The text below was presented during the “Beat Le Pen” (BLP) Forum, hosted by l’École de la Cause freudienne, on April 22, 2022, two days before the second and final round of the French presidential election between Emmanuel Macron and Marine Le Pen. Many speakers presented during the two nights of the BLP (April 21-22, 2022). This is the first of four presentations from that event that LRO will publish in the coming days.

In her speech on 22 February in Reims, Marine Le Pen (henceforth referred to as MLP) held forth on her obsession with dispossession and her wish to give French people back their country by making them the custodians of the right to define who can be French and to take it to the people by means of a referendum proposed by popular initiative. This plebiscitary practice, which claims to give significant legislative power to the people, can legitimately give rise to fears that by establishing the street, the crowd­, with such a power of decree, a certain lynch mob mentality could acquire the force of law. In a broadcast on Studio Lacan, Blandine Kriegel showed the excesses and errors of this power given to the crowd in the name of the majority rule, which is what brought Hitler to power. Thus, power in the hands of the people – which is also expressed by MLP in the expression make the French masters of their own house – is not a guarantee of democracy (liberal democracy, at any rate), and even less of the maintenance of the republic’s institutions, which are seen as rivals to this will of the majority. Prioritising referendums over institutions is how the framework of the rule of law is torn apart, and with it, one of the most consequential obstacles to the establishment of a real fascist power, because the state and its institutions are, in fact, the only safeguards left against the fascist threat.

It is therefore a question of giving the French back control of their own country, just as it is a question of giving them back France, but also their security, their money and their pride. In Reims, the cradle of the royal coronation, the restitution is also carried out under the auspices of the condemnation of the “Macronic-Orange Republic”. Behind the satirical reference to Kubrick’s film [the French title of A Clockwork Orange is Orange-Mecanique], the monarchical and anti-Masonic Action Française is sneaking in. The restitution desired by MLP is only valid here in the context of a France of yore, a France of long-ago in which, in a time that cannot be specified, the French supposedly possessed their country, their security, their pride, as their own property. This idealisation is illustrative of a relation to History based on negation, since time does not exist in it, except to mark the advent of MLP as a moment of rebirth. Speaking of negation, the master signifier give back or return  comes to resonate singularly with the censored chapter of Vichy, which was marked by the spoliation of Jewish property: in 1997, Gollnich and Dumez, the FN elected representatives of Lyon, were the only two to vote against the setting up of a commission of enquiry into the spoliation of Jewish property.

Paxton said of fascism that it was more recognisable in acts than in speeches. This is all the more true since the speeches, as we see, are based on a permanent blurring of values, where the reading is done by inversion of terms, as Stéphane Wahnich noted: for protection read threat, for restitution read spoliation, for false read true (during the debate with Mr. Macron, MLP affirmed several times that it was false that she had taken out a loan in Russia, then admitted to paying it back).

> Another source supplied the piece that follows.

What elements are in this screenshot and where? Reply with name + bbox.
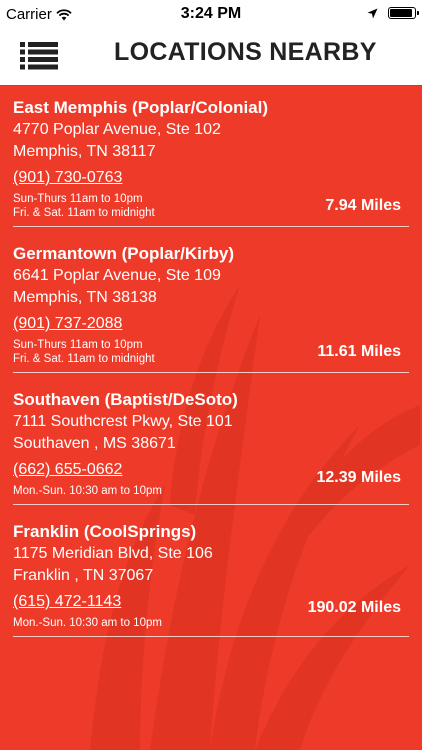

This blurring is not, however, a simple inversion, but, as this obsessive signifier “give back” shows, rather the mark in language of the persistence of a certain relationship to History that was readily admitted to be revisionist or even negationist in the time of MLP’s father [Jean-Marie Le Pen]: while now careful to avoid using words that kill, words are used to kill words. Thus, in order to finally put an end to the spoliation of what rightfully belongs to the French, MLP advocates nationalising the motorways.

This signature relation to History comes straight from the language that Jean-Marie Le Pen uses in the second volume of his memoirs, published in 2019. From a detail of history at Carpentras, he returns to the great moments of his saga and proceeds to the history of the demonisation of his movement, revising his revisions, legitimising the “detail of History” from the very definition of the word detail. The detail is part of a whole: part of the war, of the tragedy, the genocide is therefore part of this whole, therefore a detail. Why did we make such a big deal of it? In this game of fools, the best way to spot the details is still through acts. The acts that sometimes ooze from words, as the term “relocation” of foreigners suggests. If Paxton’s remark insists on the act more than on the discourse, then it also gives us pause for thought in relation to those who argue that MLP poses no real threat because she will not apply her programme. They are not wrong about her economic or social (left-wing) programme, which we saw on Wednesday that she herself was struggling to get her head around, but the ideological programme of the far right, the one that makes the act synonymous with the punch, the kick, that one, history shows that it is always brought to bear, because its cost only falls to those whose skin is not worth much. So on the 24th, it must be Macron, not the bungled action [l’acte manqué], nor the passage à l’acte.